Она спускается во двор, где ее дожидается Фарсетти, и приказывает ему подняться, чтобы он услышал от меня самого, что пятьдесят луи, которые я дал, были предназначены для ее сына, но наглец мне говорит, что это неубедительно. Я смеюсь ему в лицо и прошу мадам подтвердить этот факт, заверив ее, что всегда старался убедить ее дочь выйти замуж за Попелиньера.
— Как вы смеете говорить такое, — прервал меня Фарсетти, — в то время как в вашем письме вы говорите ей о вашей любви?
— Я признаю, — отвечаю я, — что люблю ее, и что, стараясь внушить ей мысль выйти за этого рогоносца, я этим подрываю основы. Моя любовь, преступная или нет, была темой разговоров, которые я вел с ней все время, пока был с ней. Если бы она доверила мне, что хотела бы убежать, я бы ее или отговорил, или уехал бы вместе с ней, потому что я был и остаюсь влюблен в нее. Никогда я не дал бы ей денег, если бы она бежала без меня.
— Мой дорогой Казанова, — говорит мадам, — я хотела бы верить, что вы невиновны, если вы хотите объединиться со мной, чтобы ее разыскать.
— Я готов, мадам, и предлагаю сегодня же начать поиски.

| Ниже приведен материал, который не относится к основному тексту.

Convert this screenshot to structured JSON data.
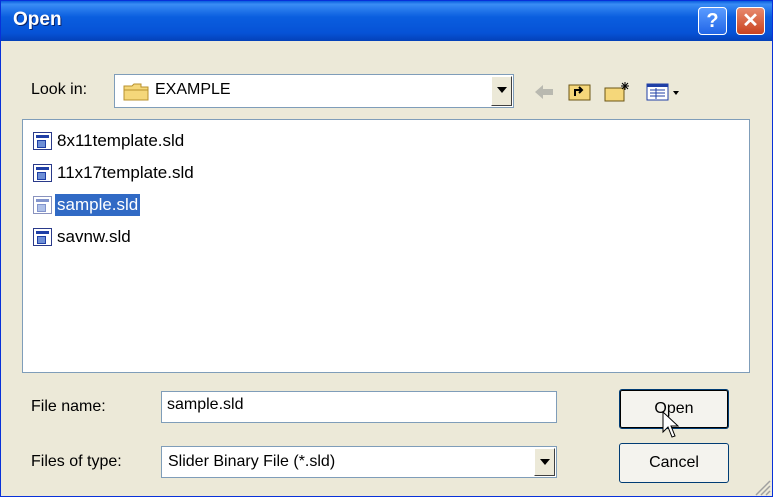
{
  "dialog": {
    "title": "Open",
    "help_glyph": "?",
    "close_glyph": "✕"
  },
  "look_in": {
    "label": "Look in:",
    "value": "EXAMPLE"
  },
  "toolbar": {
    "icons": [
      "back-arrow-icon",
      "up-folder-icon",
      "new-folder-icon",
      "view-menu-icon"
    ]
  },
  "files": [
    {
      "name": "8x11template.sld",
      "selected": false
    },
    {
      "name": "11x17template.sld",
      "selected": false
    },
    {
      "name": "sample.sld",
      "selected": true
    },
    {
      "name": "savnw.sld",
      "selected": false
    }
  ],
  "file_name": {
    "label": "File name:",
    "value": "sample.sld"
  },
  "file_type": {
    "label": "Files of type:",
    "value": "Slider Binary File (*.sld)"
  },
  "buttons": {
    "open": "Open",
    "cancel": "Cancel"
  },
  "colors": {
    "selection": "#316AC5",
    "titlebar": "#0A5EDF",
    "dialog_bg": "#ECE9D8"
  }
}
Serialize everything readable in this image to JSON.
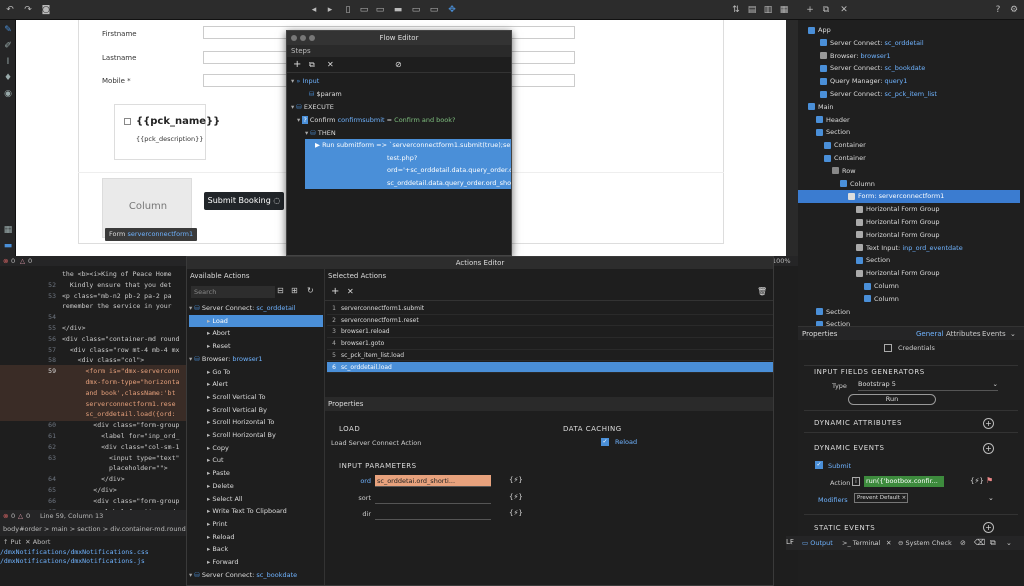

— Когда вы что-нибудь узнаете, дайте мне знать.
В соответствии с этим обещанием, я не видел препятствий, чтобы пойти на следующий день переговорить с г-ном Шабан, начальником полиции, чтобы просить провести расследование по поводу бегства этой девушки. Я просто посчитал, что этот демарш с моей стороны послужит тому, чтобы лучше меня прикрыть. Этот человек, вполне обладавший умом, присущим этой профессии, и хорошо ко мне относившийся с тех пор, как Сильвия познакомила меня с ним у себя пять или шесть лет назад, рассмеялся, когда понял, по какому поводу я прошу провести расследование. Он спросил меня, действительно ли я считаю нужным, чтобы было раскрыто место, где находится англичанка. Со своей стороны, мне нетрудно было понять, что он готов ткнуть меня в него носом. Я перестал в этом сомневаться, когда, выходя от него, столкнулся с г-ном Фарсетти.
На следующий день я направился отчитаться о моем бесполезном демарше перед м-м Кс. К.В. Она ответила мне, что была более счастлива, чем я, в своих изысканиях, и что
если я хочу пойти вместе с ней в тот дом, где находится ее дочь, она уверена, что я уговорю ее вернуться домой. Я ответил с безмятежным видом, что готов сопровождать ее всюду. Поймав меня на слове, она поднялась, взяла свою накидку, и, дав мне карточку, сказала приказать моему кучеру следовать по указанному в ней адресу.Тяжелый момент для меня! Сердце забилось, угрожая выскочить из груди. Я ожидал увидеть адрес монастыря, где находилась Мисс. Не знаю, как бы я это проделал, но, разумеется, я бы туда не поехал.
Душа моя вернулась на свое место, когда я прочел название той самой аллеи на площади Обер .
Я отдал приказ кучеру, мы вышли на аллее, и я выдал сатисфакцию этой бедной матери, сопровождая ее со всей возможной вежливостью по всем окрестным апартаментам, и, в конце концов, по всем этажам. По окончании этого странного безуспешного обыска я увидел ее огорченной, но удовлетворенной, и с видом, просящим у меня извинения. Она даже знала фиакр, на котором ее дочь приехала на эту аллею. Она сказала мне, что поваренок отеля говорил, что два раза был у меня, принося письма, и что Мадлен говорила только, что была уверена, что я влюблен в Мисс, как и она в меня.
Отвезя м-м Кс. К.В. к ней домой, я направился к графине дю Рюмэн, чтобы дать ей отчет и подробно написать обо всем юной затворнице.
Три или четыре дня спустя м-м дю Рюмэн передала мне первое из ее писем, в котором она писала мне о спокойствии, которым наслаждается ее душа, и о благодарности, которой она проникнута за все, что я для нее сделал. Она воздала хвалы аббатисе и монашенке и назвала книги, которые ей передали, в соответствии с ее вкусом. Она платила шесть франков в день и дала четыре луи монашенке, пообещав ей платить так каждый месяц. Ее стесняло лишь то, что аббатиса просила ее не выходить из своей комнаты.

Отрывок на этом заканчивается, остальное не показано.